What Are Progressives For?


A Speech by Chuka Umunna MP at the launch of the 'What are progressives for?' pamphlet.



Introduction

Can I start by thanking the Progressive Centre UK first for giving me the opportunity to write the pamphlet and then giving me this opportunity to give an overview of it today.

It was nine weeks ago we co-founded what is now Change UK and it has been a whirlwind. Cartoons were produced following our trip to Nando’s depicting our favourite dishes - Grilled May Chicken and Corbyn on the cob. Corbynistas who had been telling those of us who were Labour to back their leader or get out, denounced us when we did just that. The Tories bemoaned the loss of pro-European MPs to our group then showed their love for them by passing a vote of no confidence in one of the most high profile pro Europeans, Dominic Grieve.

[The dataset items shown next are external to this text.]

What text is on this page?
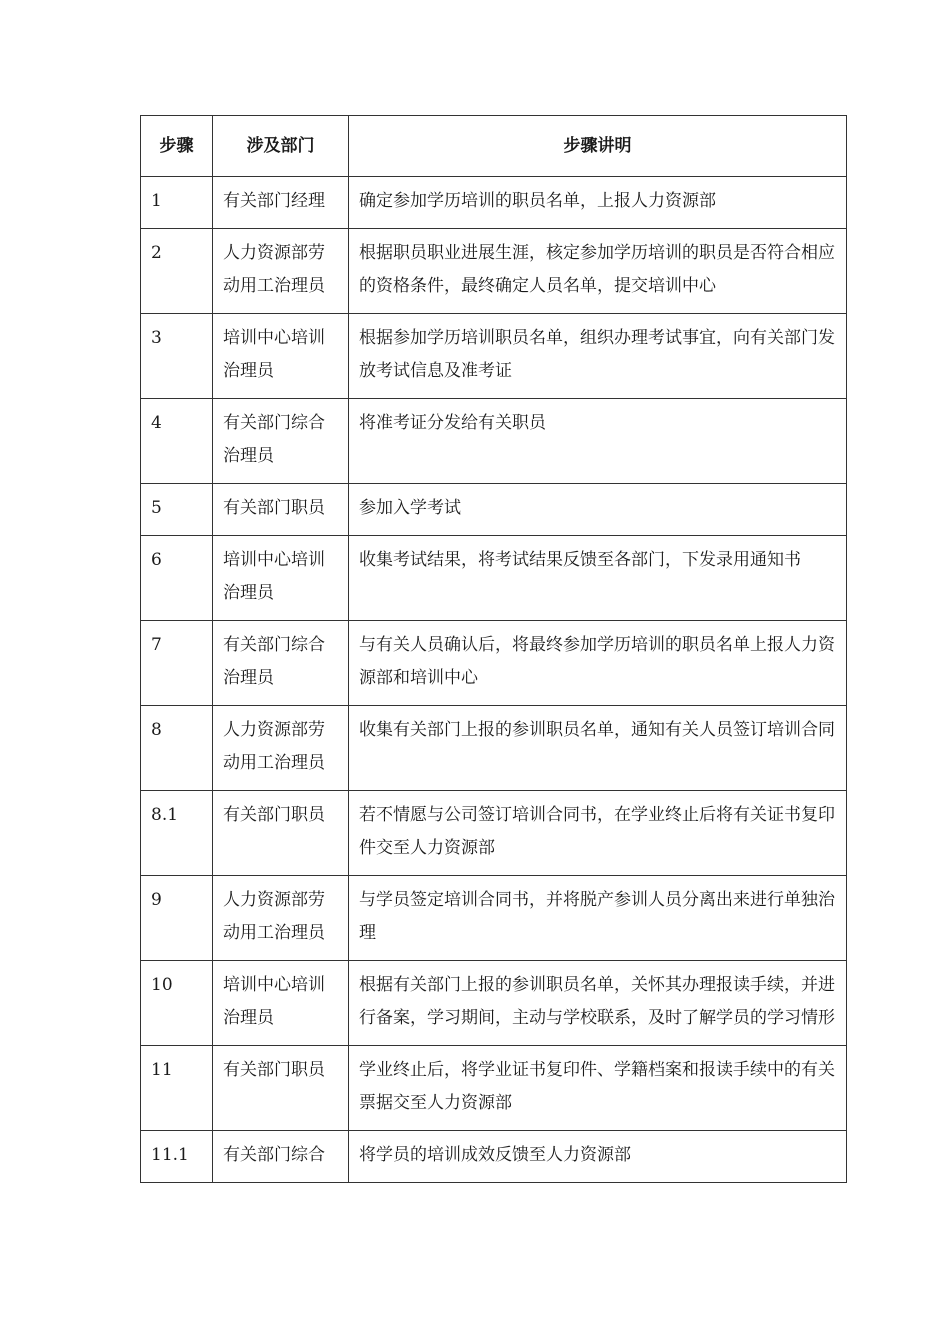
步骤	涉及部门	步骤讲明
1	有关部门经理	确定参加学历培训的职员名单，上报人力资源部
2	人力资源部劳动用工治理员	根据职员职业进展生涯，核定参加学历培训的职员是否符合相应的资格条件，最终确定人员名单，提交培训中心
3	培训中心培训治理员	根据参加学历培训职员名单，组织办理考试事宜，向有关部门发放考试信息及准考证
4	有关部门综合治理员	将准考证分发给有关职员
5	有关部门职员	参加入学考试
6	培训中心培训治理员	收集考试结果，将考试结果反馈至各部门，下发录用通知书
7	有关部门综合治理员	与有关人员确认后，将最终参加学历培训的职员名单上报人力资源部和培训中心
8	人力资源部劳动用工治理员	收集有关部门上报的参训职员名单，通知有关人员签订培训合同
8.1	有关部门职员	若不情愿与公司签订培训合同书，在学业终止后将有关证书复印件交至人力资源部
9	人力资源部劳动用工治理员	与学员签定培训合同书，并将脱产参训人员分离出来进行单独治理
10	培训中心培训治理员	根据有关部门上报的参训职员名单，关怀其办理报读手续，并进行备案，学习期间，主动与学校联系，及时了解学员的学习情形
11	有关部门职员	学业终止后，将学业证书复印件、学籍档案和报读手续中的有关票据交至人力资源部
11.1	有关部门综合	将学员的培训成效反馈至人力资源部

Inevitably our departures from the established political parties were largely framed by reference to what we did not like, both culturally and politically, about them and the political establishment rather than what we stand for. So, I wrote the pamphlet to set out what I think progressive politics in Britain today is for and what we want to achieve.

A disunited kingdom

Before doing so now, we need to take stock of where we are at. I’d like to invite you to cast your mind back to 2012, which seems like an altogether different planet. Remember the opening ceremony of the London Olympics that year. The Queen parachuted in with James Bond. Mr Bean made an appearance. We celebrated the NHS. Tim Berners-Lee, the British inventor of the world wide web, sent a tweet live from the stage. Dizzee Rascal provided the soundtrack to a house party, there, in an actual house erected in the middle of the stadium with the world watching. The vision presented to the world was a country at ease with itself, not only proud of our history but proud of what we have become – open, humorous, decent, confident and modern. That is the Britain I love. That is the Britain I’m proud of.

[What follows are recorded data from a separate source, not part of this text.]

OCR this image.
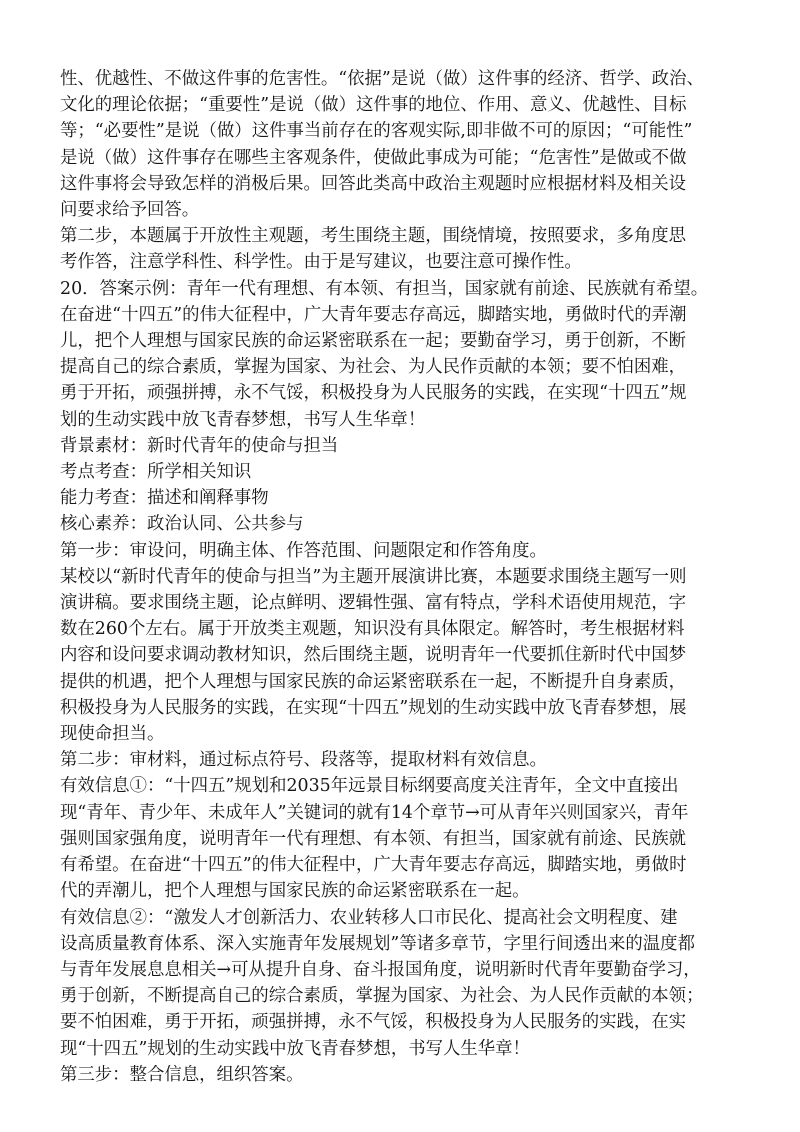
性、优越性、不做这件事的危害性。“依据”是说（做）这件事的经济、哲学、政治、
文化的理论依据；“重要性”是说（做）这件事的地位、作用、意义、优越性、目标
等；“必要性”是说（做）这件事当前存在的客观实际,即非做不可的原因；“可能性”
是说（做）这件事存在哪些主客观条件，使做此事成为可能；“危害性”是做或不做
这件事将会导致怎样的消极后果。回答此类高中政治主观题时应根据材料及相关设
问要求给予回答。
第二步，本题属于开放性主观题，考生围绕主题，围绕情境，按照要求，多角度思
考作答，注意学科性、科学性。由于是写建议，也要注意可操作性。
20．答案示例：青年一代有理想、有本领、有担当，国家就有前途、民族就有希望。
在奋进“十四五”的伟大征程中，广大青年要志存高远，脚踏实地，勇做时代的弄潮
儿，把个人理想与国家民族的命运紧密联系在一起；要勤奋学习，勇于创新，不断
提高自己的综合素质，掌握为国家、为社会、为人民作贡献的本领；要不怕困难，
勇于开拓，顽强拼搏，永不气馁，积极投身为人民服务的实践，在实现“十四五”规
划的生动实践中放飞青春梦想，书写人生华章！
背景素材：新时代青年的使命与担当
考点考查：所学相关知识
能力考查：描述和阐释事物
核心素养：政治认同、公共参与
第一步：审设问，明确主体、作答范围、问题限定和作答角度。
某校以“新时代青年的使命与担当”为主题开展演讲比赛，本题要求围绕主题写一则
演讲稿。要求围绕主题，论点鲜明、逻辑性强、富有特点，学科术语使用规范，字
数在260个左右。属于开放类主观题，知识没有具体限定。解答时，考生根据材料
内容和设问要求调动教材知识，然后围绕主题，说明青年一代要抓住新时代中国梦
提供的机遇，把个人理想与国家民族的命运紧密联系在一起，不断提升自身素质，
积极投身为人民服务的实践，在实现“十四五”规划的生动实践中放飞青春梦想，展
现使命担当。
第二步：审材料，通过标点符号、段落等，提取材料有效信息。
有效信息①：“十四五”规划和2035年远景目标纲要高度关注青年，全文中直接出
现“青年、青少年、未成年人”关键词的就有14个章节→可从青年兴则国家兴，青年
强则国家强角度，说明青年一代有理想、有本领、有担当，国家就有前途、民族就
有希望。在奋进“十四五”的伟大征程中，广大青年要志存高远，脚踏实地，勇做时
代的弄潮儿，把个人理想与国家民族的命运紧密联系在一起。
有效信息②：“激发人才创新活力、农业转移人口市民化、提高社会文明程度、建
设高质量教育体系、深入实施青年发展规划”等诸多章节，字里行间透出来的温度都
与青年发展息息相关→可从提升自身、奋斗报国角度，说明新时代青年要勤奋学习，
勇于创新，不断提高自己的综合素质，掌握为国家、为社会、为人民作贡献的本领；
要不怕困难，勇于开拓，顽强拼搏，永不气馁，积极投身为人民服务的实践，在实
现“十四五”规划的生动实践中放飞青春梦想，书写人生华章！
第三步：整合信息，组织答案。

However, we are not a “United” Kingdom, we are a disunited Kingdom. We are diverse but we are divided. The political and cultural divides, between the urban and the rural, our cities and our towns, the young and the old, between those with varying levels of educational qualifications, different ethnicities and classes is there for all to see. Our political system is broken and incapable of healing the divisions. Britain is crying out for change.

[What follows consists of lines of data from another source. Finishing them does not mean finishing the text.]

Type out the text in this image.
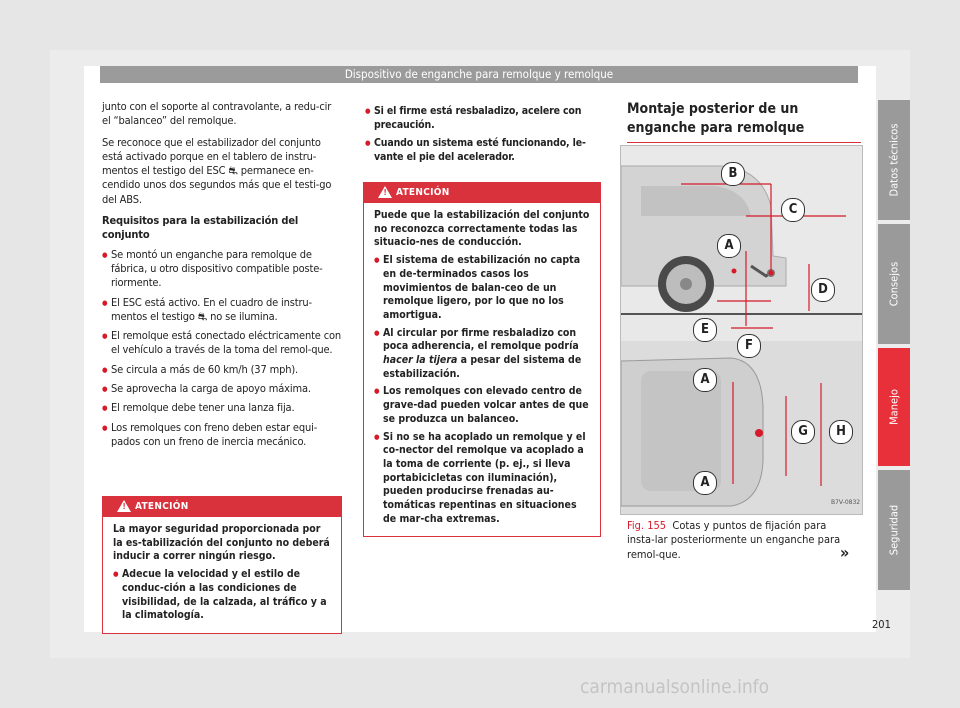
Dispositivo de enganche para remolque y remolque

junto con el soporte al contravolante, a redu-cir el “balanceo” del remolque.

Se reconoce que el estabilizador del conjunto está activado porque en el tablero de instru-mentos el testigo del ESC ⛐ permanece en-cendido unos dos segundos más que el testi-go del ABS.

Requisitos para la estabilización del conjunto
● Se montó un enganche para remolque de fábrica, u otro dispositivo compatible poste-riormente.
● El ESC está activo. En el cuadro de instru-mentos el testigo ⛐ no se ilumina.
● El remolque está conectado eléctricamente con el vehículo a través de la toma del remol-que.
● Se circula a más de 60 km/h (37 mph).
● Se aprovecha la carga de apoyo máxima.
● El remolque debe tener una lanza fija.
● Los remolques con freno deben estar equi-pados con un freno de inercia mecánico.
! ATENCIÓN

La mayor seguridad proporcionada por la es-tabilización del conjunto no deberá inducir a correr ningún riesgo.

● Adecue la velocidad y el estilo de conduc-ción a las condiciones de visibilidad, de la calzada, al tráfico y a la climatología.
● Si el firme está resbaladizo, acelere con precaución.
● Cuando un sistema esté funcionando, le-vante el pie del acelerador.
! ATENCIÓN

Puede que la estabilización del conjunto no reconozca correctamente todas las situacio-nes de conducción.

● El sistema de estabilización no capta en de-terminados casos los movimientos de balan-ceo de un remolque ligero, por lo que no los amortigua.
● Al circular por firme resbaladizo con poca adherencia, el remolque podría hacer la tijera a pesar del sistema de estabilización.
● Los remolques con elevado centro de grave-dad pueden volcar antes de que se produzca un balanceo.
● Si no se ha acoplado un remolque y el co-nector del remolque va acoplado a la toma de corriente (p. ej., si lleva portabicicletas con iluminación), pueden producirse frenadas au-tomáticas repentinas en situaciones de mar-cha extremas.
Montaje posterior de un enganche para remolque
B7V-0832
B
C
A
D
E
F
A
G	H
A
Fig. 155 Cotas y puntos de fijación para insta-lar posteriormente un enganche para remol-que.	»
Datos técnicos
Consejos
Manejo
Seguridad
201
carmanualsonline.info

There are many causes of this fracturing but globalisation – the amalgamation of countries’ economies, the flow of people, capital, goods, services and ideas across borders – is at the root of it.

It has raised the standard of living of countless millions of poor people around the world. But in advanced economies like Britain it has brought wealth to too few and insecurity to millions on low and middle incomes. Jobs have disappeared as new technologies have transformed work, and factories were shut down or moved overseas. Wages in real terms are not forecast to return to pre-crisis levels until 2025 and most regions have yet to recover from the Great Recession of 2008-09.

The long-term trend towards each citizen enjoying a more equal share of the national wealth has gone into reverse. We have not invested sufficiently in or have appropriate skills and training systems to help people adapt to what is happening. The organisations created by workers to protect themselves and their families from the power of finance capital - trade unions and community groups - have disappeared or been weakened. Rapid and extraordinary demographic change has transformed the country. And it has all seemed like a storm threatening livelihoods, ways of life and, for millions, their sense of a national and local identity – something over which they felt they had little control.

The 2016 Brexit vote was a symptom, not the cause of how people felt about all of this. The irony is that so consuming has Brexit been, that so many of our country’s problems have simply not received the attention they deserve. For example, in my part of the world too many of our young people have been stabbing and shooting each other since Theresa May took office. This has been going on for a good few years yet only recently did she hold an emergency Downing Street summit on it. Brexit will do nothing to ensure they can be diverted away from violence and can tap into all the benefits modern Britain can bring.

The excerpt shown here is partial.